Google has given an update focused on the SPAM website. If you want to judge the impact on your site, check out the “Click” metric in the “Performance” Search Console.
Operation from spam updates is usually drastic. In this case, the affected pages would experience a steep decline in clicks from August 26 to September 22.
SPAM Google update:
- They are automated, without a criminal message in the search console, even if they are affected.
- They can only affect sites negatively. Increasing traffic is the result of a competitor’s decline.
- Are usually renewable after repairing causes (causes). Reviving may take months, although it does not depend on further basic updates.
- Focus on websites violating its spam principles and probably only concerned on the spot. When it focuses on external backlinks, Google usually contains a “link” in the update title. Otherwise, SPAM updates do not contain back link signals.
Google SPAM Policy
Google Central Portal for Google Search contains the company’s policy. Here are my explanation of key components.
Camouflage or sneaky redirection. When the page (i) displays different content for search engines and users or (ii) redirection for users, but not search engines.
Door abuse. When the page has a site focused on similar keywords – a common reason to be hit by an update of spam. If you want to restore, cluster keywords intent and restructible to web to target these groups instead of each word or phrase.
Expired domain abuse. When you buy a expired domain and use your authority for increased evaluation. There is no easy recovery when it comes to transition to a fresh domain. I have not seen a decline on the hosted pages in the expired domains. Maybe Google is now detecting this activity and not starting to get into it.
Hidden text and abuse of links. When you hide words or links from users for images and comparison of font colors such as white fonts on a white background. I haven’t seen these tactics for years.
Stuling keywords. When you fill in the page with keywords or numbers for handling rankings. This policy is subjective, making it difficult to detect. (How many keywords are there too much?) However, in my experience, the real stuffing of keywords is obvious and rare.
Colomorous operation; a scale of content abuse. When you deploy artificial intelligence or other automated methods for generating content.
Scratch. When you use automated methods for theft and publishing content from other sites.

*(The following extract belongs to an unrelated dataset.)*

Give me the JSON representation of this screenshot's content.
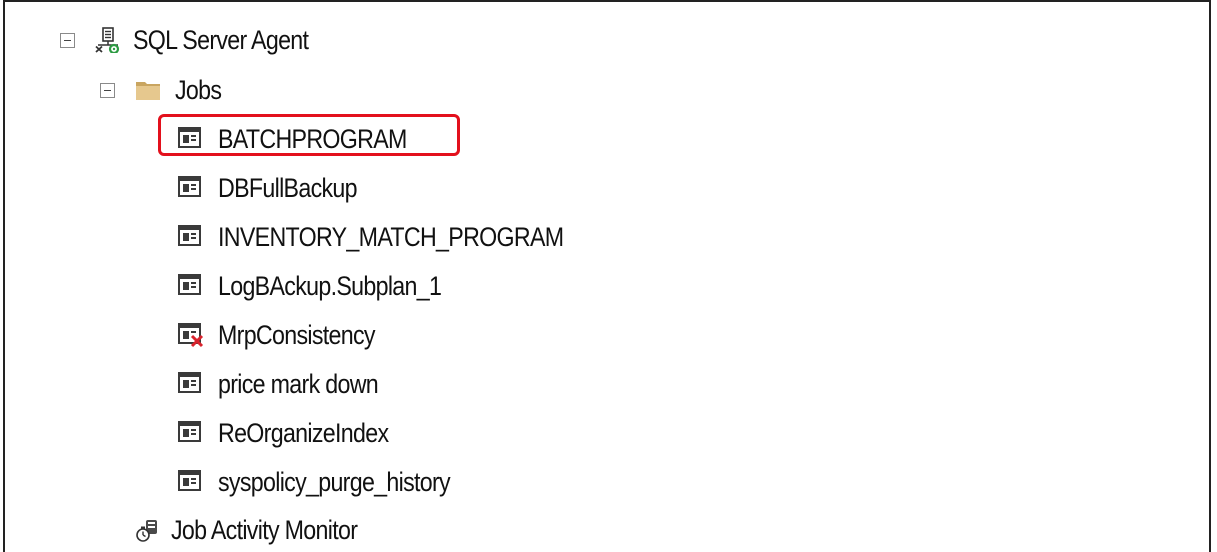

Abuse of website reputation. When you publish irrelevant content (usually the entire section) to benefit from your site’s authorization, Google has used this tactics separately, but now it can include it in general spam updates.
Thin association. When you create an affiliate web by duplicating external product descriptions without adding something unique or useful.
Misleading functions. When the page promises one feature, such as downloading PDF, but instead starts something else, such as clicking on your ad.
Spam generated by the user. If web comments and other information generated by the user include excessive promotional or offensive language or links.